1980 vermittelte mir der DAAD eine Lektoratsstelle an der britischen Universität Exeter. Nach meinem Studium der Germanistik, Geschichte und Musikwissenschaft in Freiburg wollte ich Praxiserfahrung im Unterrichten sammeln. Vor allem ging es mir aber um das Leben und Arbeiten im Ausland, um den Wechsel der Perspektive. Wobei ich dann doch überrascht war, wie sehr sich bereits zwischen Deutschland und Großbritannien Hochschulsystem sowie Lern- und Diskussionskultur unterschieden. Noch größer waren die Unterschiede in Thailand, wo ich nach dem Abschluss meiner Promotion in Deutschland von 1985 bis 1990 als DAAD-Lektorin an der Chiang-Mai-Universität arbeitete.

Was haben Sie dort erlebt?
Ich war an der Universität im eher ländlichen Norden Thailands weitgehend auf mich gestellt und Ansprechpartnerin für alle Fragen zu Deutschland und der deutschen Sprache. Das bedeutete auch einen großen Gestaltungsspielraum, bis hin zum Anbahnen von Forschungskooperationen. Diesen wertvollen Freiraum bietet der DAAD seinen Lektorinnen und Lektoren auf der ganzen Welt nach wie vor. Mich hat damals in Thailand, wie auch später als Leiterin der DAAD-Außenstelle im indonesischen Jakarta, sehr die konsensuale Kultur der asiatischen Gesellschaften beeindruckt und geprägt. Demgegenüber ist meine Art oft eher direkt. Aber darin liegt ja ein großer Wert von Auslandsaufenthalten: Man lernt viel über sich selbst, stellt sich auch einmal infrage und entwickelt die eigene Persönlichkeit weiter.

Was wünschen Sie dem DAAD und Ihrem Nachfolger Dr. Kai Sicks für die Zukunft?
Zunächst, dass die Corona-Krise erfolgreich überwunden wird und es wieder neue Sicherheit im internationalen Austausch gibt.
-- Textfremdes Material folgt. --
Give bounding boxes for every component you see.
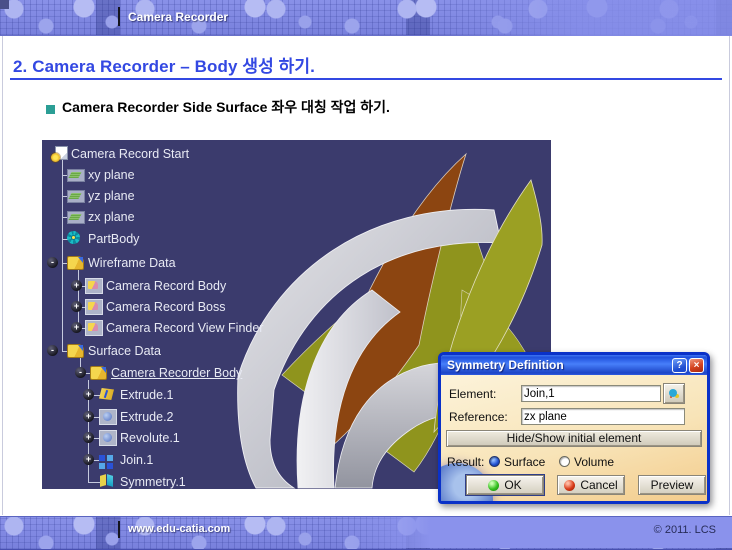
collapse-toggle[interactable]: - [75,367,86,378]
collapse-toggle[interactable]: - [47,257,58,268]
preview-button[interactable]: Preview [638,475,706,495]
expand-toggle[interactable]: + [83,389,94,400]
tree-item-symmetry-1[interactable]: Symmetry.1 [42,474,362,489]
surface-radio[interactable] [489,456,500,467]
surface-item-icon [85,278,103,294]
partbody-gear-icon [67,231,80,244]
hide-show-button[interactable]: Hide/Show initial element [446,430,702,447]
reference-label: Reference: [449,410,508,424]
slide: Camera Recorder 2. Camera Recorder – Bod… [0,0,732,550]
footer-site-link[interactable]: www.edu-catia.com [128,523,230,535]
open-body-icon [90,366,107,380]
header-divider [118,7,120,26]
plane-icon [67,169,85,182]
bullet-text: Camera Recorder Side Surface 좌우 대칭 작업 하기… [62,97,390,117]
tree-item-surface-data[interactable]: - Surface Data [42,343,362,360]
tree-item-partbody[interactable]: PartBody [42,231,362,248]
tree-item-wireframe-data[interactable]: - Wireframe Data [42,255,362,272]
header-title: Camera Recorder [128,10,228,24]
title-underline [10,78,722,80]
open-body-icon [67,344,84,358]
dialog-title: Symmetry Definition [447,358,670,372]
tree-item-zx-plane[interactable]: zx plane [42,209,362,226]
tree-item-extrude-2[interactable]: + Extrude.2 [42,409,362,426]
tree-item-revolute-1[interactable]: + Revolute.1 [42,430,362,447]
tree-item-camera-record-start[interactable]: Camera Record Start [42,146,362,163]
footer-bar [0,516,732,550]
result-label: Result: [447,455,484,469]
tree-item-xy-plane[interactable]: xy plane [42,167,362,184]
open-body-icon [67,256,84,270]
reference-input[interactable] [521,408,685,425]
extrude-icon [99,409,117,425]
help-button[interactable]: ? [672,358,687,373]
expand-toggle[interactable]: + [71,280,82,291]
volume-radio[interactable] [559,456,570,467]
bullet-marker [46,105,55,114]
dialog-titlebar[interactable]: Symmetry Definition ? × [441,355,707,375]
paint-splash-icon[interactable] [663,383,685,404]
cancel-button[interactable]: Cancel [557,475,625,495]
expand-toggle[interactable]: + [83,432,94,443]
tree-item-extrude-1[interactable]: + Extrude.1 [42,387,362,404]
ok-button[interactable]: OK [466,475,544,495]
expand-toggle[interactable]: + [83,411,94,422]
result-row: Result: Surface Volume [441,453,707,473]
surface-item-icon [85,299,103,315]
part-icon [55,146,68,160]
symmetry-icon [99,474,115,488]
element-input[interactable] [521,385,661,402]
surface-item-icon [85,320,103,336]
expand-toggle[interactable]: + [71,322,82,333]
slide-right-edge [729,36,730,515]
join-icon [99,455,105,461]
surface-radio-label: Surface [504,455,545,469]
tree-item-yz-plane[interactable]: yz plane [42,188,362,205]
element-label: Element: [449,387,496,401]
tree-item-camera-record-boss[interactable]: + Camera Record Boss [42,299,362,316]
green-sphere-icon [488,480,499,491]
plane-icon [67,190,85,203]
volume-radio-label: Volume [574,455,614,469]
expand-toggle[interactable]: + [83,454,94,465]
dialog-buttons: OK Cancel Preview [441,475,707,495]
page-title: 2. Camera Recorder – Body 생성 하기. [13,52,315,77]
close-icon[interactable]: × [689,358,704,373]
symmetry-definition-dialog: Symmetry Definition ? × Element: Referen… [438,352,710,504]
corner-notch [0,0,9,9]
tree-item-camera-recorder-body[interactable]: - Camera Recorder Body [42,365,362,382]
element-row: Element: [441,385,707,405]
tree-item-camera-record-body[interactable]: + Camera Record Body [42,278,362,295]
tree-item-camera-record-view-finder[interactable]: + Camera Record View Finder [42,320,362,337]
dialog-body: Element: Reference: Hide/Show initial el… [441,375,707,501]
splash-glyph [669,389,677,397]
reference-row: Reference: [441,408,707,428]
expand-toggle[interactable]: + [71,301,82,312]
red-sphere-icon [564,480,575,491]
header-bar [0,0,732,36]
footer-copyright: © 2011. LCS [654,524,716,536]
footer-divider [118,521,120,538]
collapse-toggle[interactable]: - [47,345,58,356]
tree-item-join-1[interactable]: + Join.1 [42,452,362,469]
revolute-icon [99,430,117,446]
slide-left-edge [2,36,3,515]
plane-icon [67,211,85,224]
extrude-icon [99,388,114,400]
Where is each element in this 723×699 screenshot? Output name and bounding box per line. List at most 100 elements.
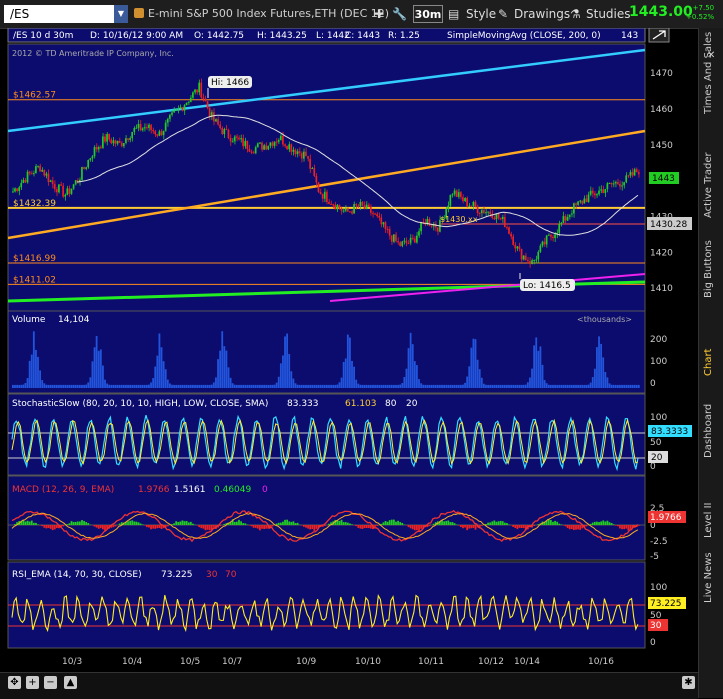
candle-body xyxy=(48,174,50,182)
volume-bar xyxy=(58,385,60,388)
side-tab-times-and-sales[interactable]: Times And Sales xyxy=(703,32,714,114)
studies-button[interactable]: Studies xyxy=(586,5,631,23)
pan-icon[interactable]: ✥ xyxy=(8,676,21,689)
macd-hist-bar xyxy=(410,525,412,528)
style-icon[interactable]: ▤ xyxy=(448,5,459,23)
volume-bar xyxy=(336,385,338,388)
studies-icon[interactable]: ⚗ xyxy=(570,5,581,23)
volume-bar xyxy=(284,336,286,388)
candle-body xyxy=(460,192,462,197)
volume-bar xyxy=(368,385,370,388)
timeframe-selector[interactable]: 30m xyxy=(413,5,443,23)
macd-hist-bar xyxy=(556,522,558,525)
candle-body xyxy=(569,215,571,217)
time-axis: 10/310/410/510/710/910/1010/1110/1210/14… xyxy=(62,657,614,667)
style-button[interactable]: Style xyxy=(466,5,496,23)
macd-hist-bar xyxy=(613,524,615,525)
candle-body xyxy=(255,147,257,153)
macd-hist-bar xyxy=(115,525,117,526)
drawings-button[interactable]: Drawings xyxy=(514,5,570,23)
lo-label: Lo: 1416.5 xyxy=(523,281,571,291)
side-tab-active-trader[interactable]: Active Trader xyxy=(703,152,714,218)
volume-bar xyxy=(226,351,228,388)
macd-hist-bar xyxy=(52,525,54,530)
candle-body xyxy=(100,147,102,148)
volume-bar xyxy=(207,385,209,388)
chart-area[interactable]: /ES 10 d 30m D: 10/16/12 9:00 AM O: 1442… xyxy=(0,28,698,672)
reset-icon[interactable]: ▲ xyxy=(64,676,77,689)
candle-body xyxy=(108,134,110,140)
current-price-badge-text: 1443 xyxy=(652,174,675,184)
volume-bar xyxy=(339,382,341,388)
candle-body xyxy=(341,208,343,210)
instrument-icon xyxy=(134,8,144,18)
side-tab-chart[interactable]: Chart xyxy=(703,349,714,376)
side-tab-dashboard[interactable]: Dashboard xyxy=(703,404,714,458)
side-tab-big-buttons[interactable]: Big Buttons xyxy=(703,240,714,298)
symbol-dropdown-button[interactable]: ▼ xyxy=(114,5,128,23)
mid-level-label: $1430.xx xyxy=(440,215,478,224)
macd-hist-bar xyxy=(316,525,318,529)
price-tick-label: 1450 xyxy=(650,141,673,151)
macd-hist-bar xyxy=(558,524,560,525)
candle-body xyxy=(630,172,632,176)
volume-bar xyxy=(194,385,196,388)
candle-body xyxy=(92,156,94,158)
candle-body xyxy=(636,169,638,172)
sma-badge-text: 1430.28 xyxy=(650,220,687,230)
volume-bar xyxy=(565,385,567,388)
settings-icon[interactable]: ✱ xyxy=(682,676,695,689)
macd-hist-bar xyxy=(567,525,569,528)
drawings-icon[interactable]: ✎ xyxy=(498,5,508,23)
macd-hist-bar xyxy=(420,525,422,529)
volume-bar xyxy=(506,385,508,388)
volume-bar xyxy=(257,385,259,388)
symbol-input[interactable]: /ES xyxy=(4,5,126,23)
candle-body xyxy=(238,138,240,140)
volume-bar xyxy=(418,379,420,388)
macd-hist-bar xyxy=(414,525,416,530)
study-name: SimpleMovingAvg (CLOSE, 200, 0) xyxy=(447,31,601,41)
bar-close: C: 1443 xyxy=(345,31,380,41)
crosshair-icon[interactable]: ✚ xyxy=(374,5,384,23)
candle-body xyxy=(98,147,100,149)
candle-body xyxy=(64,195,66,197)
volume-bar xyxy=(79,385,81,388)
macd-hist-bar xyxy=(167,525,169,526)
side-tab-level-ii[interactable]: Level II xyxy=(703,503,714,538)
candle-body xyxy=(205,99,207,102)
volume-bar xyxy=(98,351,100,388)
candle-body xyxy=(613,183,615,184)
volume-bar xyxy=(414,361,416,388)
candle-body xyxy=(504,217,506,227)
macd-hist-bar xyxy=(565,525,567,526)
macd-hist-bar xyxy=(357,525,359,528)
candle-body xyxy=(290,144,292,151)
macd-hist-bar xyxy=(284,520,286,525)
volume-bar xyxy=(634,385,636,388)
volume-bar xyxy=(429,385,431,388)
zoom-in-icon[interactable]: + xyxy=(26,676,39,689)
volume-bar xyxy=(173,385,175,388)
macd-hist-bar xyxy=(87,523,89,525)
volume-bar xyxy=(426,385,428,388)
candle-body xyxy=(182,107,184,110)
volume-bar xyxy=(20,385,22,388)
volume-bar xyxy=(376,385,378,388)
candle-body xyxy=(171,112,173,114)
volume-bar xyxy=(29,361,31,388)
side-tab-live-news[interactable]: Live News xyxy=(703,552,714,603)
candle-body xyxy=(121,143,123,146)
macd-hist-bar xyxy=(56,525,58,528)
stoch-axis: 100500 xyxy=(650,413,667,472)
volume-bar xyxy=(108,385,110,388)
candle-body xyxy=(136,128,138,129)
zoom-out-icon[interactable]: − xyxy=(44,676,57,689)
volume-bar xyxy=(211,385,213,388)
macd-hist-bar xyxy=(179,521,181,525)
macd-hist-bar xyxy=(154,525,156,529)
volume-bar xyxy=(516,385,518,388)
candle-body xyxy=(571,213,573,214)
wrench-icon[interactable]: 🔧 xyxy=(392,5,407,23)
volume-bar xyxy=(196,385,198,388)
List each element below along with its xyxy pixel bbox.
Auch wenn wir zuletzt viele Formate und Begegnungen erfolgreich in den digitalen Raum verlagert haben: Persönliche Begegnungen bleiben für unsere Arbeit essenziell, erst recht zu Beginn neuer Netzwerke, wenn viel Vertrauen aufgebaut werden muss. Grundsätzlich wünsche ich dem DAAD, dass er so dynamisch bleibt, wie er ist. Das braucht es, um sich im schnell wandelnden Feld der Internationalisierung zu behaupten. Der Aufbau internationaler Netzwerke ist für die Innovationskraft Deutschlands entscheidend, deshalb wird die Arbeit des DAAD auch in Zukunft sehr gefragt sein.

Was sind Ihre Ziele für Ihren nächsten Lebensabschnitt?
So schön und wertvoll die zahlreichen Termine und Reisen der vergangenen Jahre waren: Ich freue mich einfach darauf, nun auch mehr Zeit für Interessen zu haben, die in den vergangenen Jahren zu kurz gekommen sind, etwa meine Begeisterung für die Musik. Und wenn es nach der Corona-Pandemie wieder möglich ist, werde ich auch wieder häufiger andere Länder besuchen. Mein Mann und ich schenken unseren vier Töchtern zu ihren Studienabschlüssen Reisen. Mit unserer zweitältesten Tochter wollte ich eigentlich in diesem Jahr ins indische Rajasthan reisen, mit unserer jüngsten vielleicht nach Usbekistan. Es gibt weltweit noch so viel zu entdecken und zu lernen – darauf freue ich mich sehr.